Test Kitchen: Sargent Choice Quinoa Salad with Dried Fruit, Pepitas and Herbs
Mia Sugarman, SAR Dietetics ‘22
Sargent Choice Quinoa Salad with Dried Fruit, Pepitas and Herbs
Recipe modified from Gaining Grounds cookbook
Yield: 6-8 servings
Ingredients
- 1 cup quinoa
- 2 tbsp olive oil
- 2 tbsp lemon juice
- Zest of lemon and/or orange
- 2 scallions, thinly sliced
- 1 can garbanzo beans, drained and rinsed
- 1 large handful of fresh herbs: mint and parsley, finely chopped
- ¼ cup of dried apricots, diced
- ¼ cup golden raisins
- ½ cup seeds of choice (pepitas, sunflower, etc.)
- 3 oz crumbled goat or feta cheese (optional)
- salt & pepper to taste
Directions
- Rinse quinoa in fine mesh strainer (unless package indicates pre-rinsed).
- Bring 2 cups water and quinoa to a boil in a small saucepan over high heat to boil. Reduce to low heat for simmer and cook until the liquid is just absorbed, and the quinoa is moist and nearly tender, about 15 minutes. Take off heat and cover for 5 minutes. Quinoa is ready when the curly tail (germ) separates – tender but still slightly firm.
- Transfer the quinoa to a large bowl and fluff with fork, adding olive oil, lemon juice, zest, salt and pepper to taste.
(Make in advance option: Refrigerate at this step, continue with recipe when ready to serve) - When the quinoa is cool and ready to serve, stir in the scallions, beans, fresh herbs, apricots, raisins and pistachios. Adjust seasoning to taste. Sprinkle with the goat cheese and serve.
What we liked:
- We loved the contrast of the sweet and savory flavor created by combining the apricots and raisins with the quinoa and garbanzo beans.
- The fresh mint and lemon juice gave the dish a delicious light and refreshing flavor.
- The recipe was easy to prepare and yields a large amount of salad.
- The salad looked beautiful as it was full of different colors from the apricots, raisins, feta and beans.
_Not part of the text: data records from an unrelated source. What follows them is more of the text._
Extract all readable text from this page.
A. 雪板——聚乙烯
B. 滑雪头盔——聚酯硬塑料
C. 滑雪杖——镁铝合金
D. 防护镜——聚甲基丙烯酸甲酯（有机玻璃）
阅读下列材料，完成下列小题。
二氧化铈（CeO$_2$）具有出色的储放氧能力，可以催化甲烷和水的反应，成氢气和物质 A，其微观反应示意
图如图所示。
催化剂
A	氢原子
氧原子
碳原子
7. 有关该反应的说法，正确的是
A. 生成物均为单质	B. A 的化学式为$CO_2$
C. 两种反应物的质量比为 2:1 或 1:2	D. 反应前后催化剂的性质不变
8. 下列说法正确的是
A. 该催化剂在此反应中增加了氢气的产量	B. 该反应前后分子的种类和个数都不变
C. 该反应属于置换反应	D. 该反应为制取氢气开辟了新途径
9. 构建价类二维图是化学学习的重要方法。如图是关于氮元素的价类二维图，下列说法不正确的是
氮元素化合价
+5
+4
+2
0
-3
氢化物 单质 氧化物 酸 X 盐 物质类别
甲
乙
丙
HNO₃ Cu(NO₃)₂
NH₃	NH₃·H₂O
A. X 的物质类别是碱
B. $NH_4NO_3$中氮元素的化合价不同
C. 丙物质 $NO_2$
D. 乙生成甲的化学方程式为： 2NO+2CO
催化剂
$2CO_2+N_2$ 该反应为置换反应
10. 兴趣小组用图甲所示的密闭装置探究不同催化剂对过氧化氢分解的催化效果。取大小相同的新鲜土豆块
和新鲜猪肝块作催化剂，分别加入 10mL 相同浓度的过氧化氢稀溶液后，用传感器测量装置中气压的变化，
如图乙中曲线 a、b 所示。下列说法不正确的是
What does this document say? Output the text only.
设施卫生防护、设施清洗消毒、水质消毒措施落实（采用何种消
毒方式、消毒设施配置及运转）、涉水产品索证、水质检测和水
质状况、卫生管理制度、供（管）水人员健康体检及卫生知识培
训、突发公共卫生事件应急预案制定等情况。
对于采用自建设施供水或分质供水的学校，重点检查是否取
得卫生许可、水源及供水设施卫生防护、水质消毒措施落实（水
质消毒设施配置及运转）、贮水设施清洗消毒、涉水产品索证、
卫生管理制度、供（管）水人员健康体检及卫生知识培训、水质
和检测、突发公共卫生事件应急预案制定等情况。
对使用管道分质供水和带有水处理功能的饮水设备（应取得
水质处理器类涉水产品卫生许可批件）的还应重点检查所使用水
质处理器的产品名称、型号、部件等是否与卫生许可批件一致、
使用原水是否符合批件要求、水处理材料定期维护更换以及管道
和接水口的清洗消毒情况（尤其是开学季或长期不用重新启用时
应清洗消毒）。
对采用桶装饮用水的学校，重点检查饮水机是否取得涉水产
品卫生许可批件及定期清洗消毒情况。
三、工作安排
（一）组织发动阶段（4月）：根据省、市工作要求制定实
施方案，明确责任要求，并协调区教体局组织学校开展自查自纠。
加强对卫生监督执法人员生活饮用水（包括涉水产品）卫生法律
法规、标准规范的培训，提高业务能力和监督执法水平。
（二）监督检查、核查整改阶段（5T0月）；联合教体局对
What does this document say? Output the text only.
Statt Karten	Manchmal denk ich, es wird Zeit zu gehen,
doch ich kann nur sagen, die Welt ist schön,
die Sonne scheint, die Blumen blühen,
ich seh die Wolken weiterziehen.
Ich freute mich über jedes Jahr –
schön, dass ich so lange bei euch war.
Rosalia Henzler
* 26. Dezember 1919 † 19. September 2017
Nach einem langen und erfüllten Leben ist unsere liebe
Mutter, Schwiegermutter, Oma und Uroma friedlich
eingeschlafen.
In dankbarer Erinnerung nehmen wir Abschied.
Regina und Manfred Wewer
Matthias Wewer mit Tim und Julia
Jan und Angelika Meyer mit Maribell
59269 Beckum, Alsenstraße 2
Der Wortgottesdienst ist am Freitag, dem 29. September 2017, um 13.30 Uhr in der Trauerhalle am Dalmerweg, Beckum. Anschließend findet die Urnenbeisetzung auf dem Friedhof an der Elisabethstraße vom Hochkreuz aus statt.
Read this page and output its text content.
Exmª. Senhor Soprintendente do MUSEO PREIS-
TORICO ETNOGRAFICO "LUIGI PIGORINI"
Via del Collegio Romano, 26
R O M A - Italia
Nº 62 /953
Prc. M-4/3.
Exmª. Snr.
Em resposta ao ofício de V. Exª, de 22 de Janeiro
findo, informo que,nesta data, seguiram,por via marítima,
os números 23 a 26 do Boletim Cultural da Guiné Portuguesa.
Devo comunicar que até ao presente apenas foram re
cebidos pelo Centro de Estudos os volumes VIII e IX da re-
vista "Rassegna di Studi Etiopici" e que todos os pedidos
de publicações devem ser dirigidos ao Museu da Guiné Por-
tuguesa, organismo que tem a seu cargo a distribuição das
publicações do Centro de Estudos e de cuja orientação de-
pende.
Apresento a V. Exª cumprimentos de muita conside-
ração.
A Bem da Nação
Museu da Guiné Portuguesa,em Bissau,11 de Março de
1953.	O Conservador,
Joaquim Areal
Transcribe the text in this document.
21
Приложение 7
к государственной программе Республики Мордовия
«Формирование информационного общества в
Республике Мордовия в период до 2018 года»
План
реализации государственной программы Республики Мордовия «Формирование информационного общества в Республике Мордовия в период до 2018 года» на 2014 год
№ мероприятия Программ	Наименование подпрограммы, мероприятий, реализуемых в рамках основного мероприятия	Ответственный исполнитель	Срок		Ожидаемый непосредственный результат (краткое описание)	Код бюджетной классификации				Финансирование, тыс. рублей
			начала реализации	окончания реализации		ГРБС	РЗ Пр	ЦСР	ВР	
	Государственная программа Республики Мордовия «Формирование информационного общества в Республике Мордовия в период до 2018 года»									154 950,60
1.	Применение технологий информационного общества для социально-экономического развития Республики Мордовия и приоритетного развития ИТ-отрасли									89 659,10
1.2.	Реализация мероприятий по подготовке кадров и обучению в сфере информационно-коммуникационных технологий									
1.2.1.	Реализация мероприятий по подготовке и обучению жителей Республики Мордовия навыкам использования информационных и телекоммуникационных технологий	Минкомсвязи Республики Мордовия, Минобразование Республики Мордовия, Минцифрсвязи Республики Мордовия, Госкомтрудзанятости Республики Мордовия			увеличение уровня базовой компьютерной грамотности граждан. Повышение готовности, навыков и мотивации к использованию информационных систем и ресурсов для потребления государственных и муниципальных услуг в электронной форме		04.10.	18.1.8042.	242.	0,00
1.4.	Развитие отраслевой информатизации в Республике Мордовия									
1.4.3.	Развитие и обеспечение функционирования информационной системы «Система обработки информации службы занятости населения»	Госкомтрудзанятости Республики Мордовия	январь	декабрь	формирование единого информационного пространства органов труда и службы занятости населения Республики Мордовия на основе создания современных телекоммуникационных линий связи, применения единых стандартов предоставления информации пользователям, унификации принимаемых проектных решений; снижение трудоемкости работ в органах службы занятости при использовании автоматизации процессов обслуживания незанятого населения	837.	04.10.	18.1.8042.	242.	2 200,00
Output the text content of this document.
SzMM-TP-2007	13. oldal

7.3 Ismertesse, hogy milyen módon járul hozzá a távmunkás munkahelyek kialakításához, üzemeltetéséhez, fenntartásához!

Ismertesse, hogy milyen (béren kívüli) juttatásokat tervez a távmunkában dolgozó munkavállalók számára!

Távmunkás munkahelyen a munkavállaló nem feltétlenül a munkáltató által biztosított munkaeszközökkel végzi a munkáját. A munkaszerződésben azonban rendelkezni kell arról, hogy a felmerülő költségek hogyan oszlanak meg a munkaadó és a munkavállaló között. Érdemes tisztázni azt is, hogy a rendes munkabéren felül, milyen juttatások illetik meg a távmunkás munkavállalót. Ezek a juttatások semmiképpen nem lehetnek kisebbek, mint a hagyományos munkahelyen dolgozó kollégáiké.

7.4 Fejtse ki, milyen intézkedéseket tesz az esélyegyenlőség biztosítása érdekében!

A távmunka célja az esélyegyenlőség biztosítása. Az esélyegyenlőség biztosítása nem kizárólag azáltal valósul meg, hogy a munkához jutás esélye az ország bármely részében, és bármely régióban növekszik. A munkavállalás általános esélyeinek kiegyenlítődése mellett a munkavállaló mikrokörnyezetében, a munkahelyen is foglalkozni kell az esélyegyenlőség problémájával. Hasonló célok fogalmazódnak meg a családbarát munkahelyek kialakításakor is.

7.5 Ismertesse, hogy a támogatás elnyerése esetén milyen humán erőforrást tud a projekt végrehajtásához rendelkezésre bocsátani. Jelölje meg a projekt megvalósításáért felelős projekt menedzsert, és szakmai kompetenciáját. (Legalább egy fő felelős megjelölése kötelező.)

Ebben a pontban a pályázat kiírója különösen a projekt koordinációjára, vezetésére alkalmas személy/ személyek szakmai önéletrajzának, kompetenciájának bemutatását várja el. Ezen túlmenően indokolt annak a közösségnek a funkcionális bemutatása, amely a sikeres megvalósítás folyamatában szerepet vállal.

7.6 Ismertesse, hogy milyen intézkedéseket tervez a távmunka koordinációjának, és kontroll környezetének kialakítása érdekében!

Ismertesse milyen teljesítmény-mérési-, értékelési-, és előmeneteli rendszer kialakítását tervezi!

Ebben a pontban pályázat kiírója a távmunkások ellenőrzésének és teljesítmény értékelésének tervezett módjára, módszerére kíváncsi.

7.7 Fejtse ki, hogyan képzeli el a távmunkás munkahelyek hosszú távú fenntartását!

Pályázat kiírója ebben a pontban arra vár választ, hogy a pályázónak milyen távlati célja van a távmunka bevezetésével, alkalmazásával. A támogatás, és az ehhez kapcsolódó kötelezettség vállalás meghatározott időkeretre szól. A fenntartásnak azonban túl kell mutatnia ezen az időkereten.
- The salad can be made as a meal or a side dish.
Suggestions:
- Add the cheese and the oil/lemon juice when you serve it to store it for longer.
- Swap out the cheese for other proteins like chicken, tofu or additional seeds, such as pumpkin seeds, for a dairy-free alternative.
- Chop up the apricots into small pieces and distribute the ingredients evenly throughout the dish to give the dish flavor throughout.
- Serve the salad hot or cold according to your preference.
Nutritional value:
- Raisins and dried apricots contain fiber, which helps lower blood cholesterol and supports digestive health. They are also full of antioxidants such as beta carotene, which gives the apricots their bright orange color, and supports eye health.
- Garbanzo beans are a great source of plant-based protein and helps to keep us full and satisfied.
- Quinoa is a whole grain, containing protein and fiber.
- Lemon juice is a good source of vitamin C, which supports the immune system and tissue repair.
- Olive oil is a good source of heart healthy monounsaturated fat which helps to lower LDL cholesterol and raise HDL cholesterol.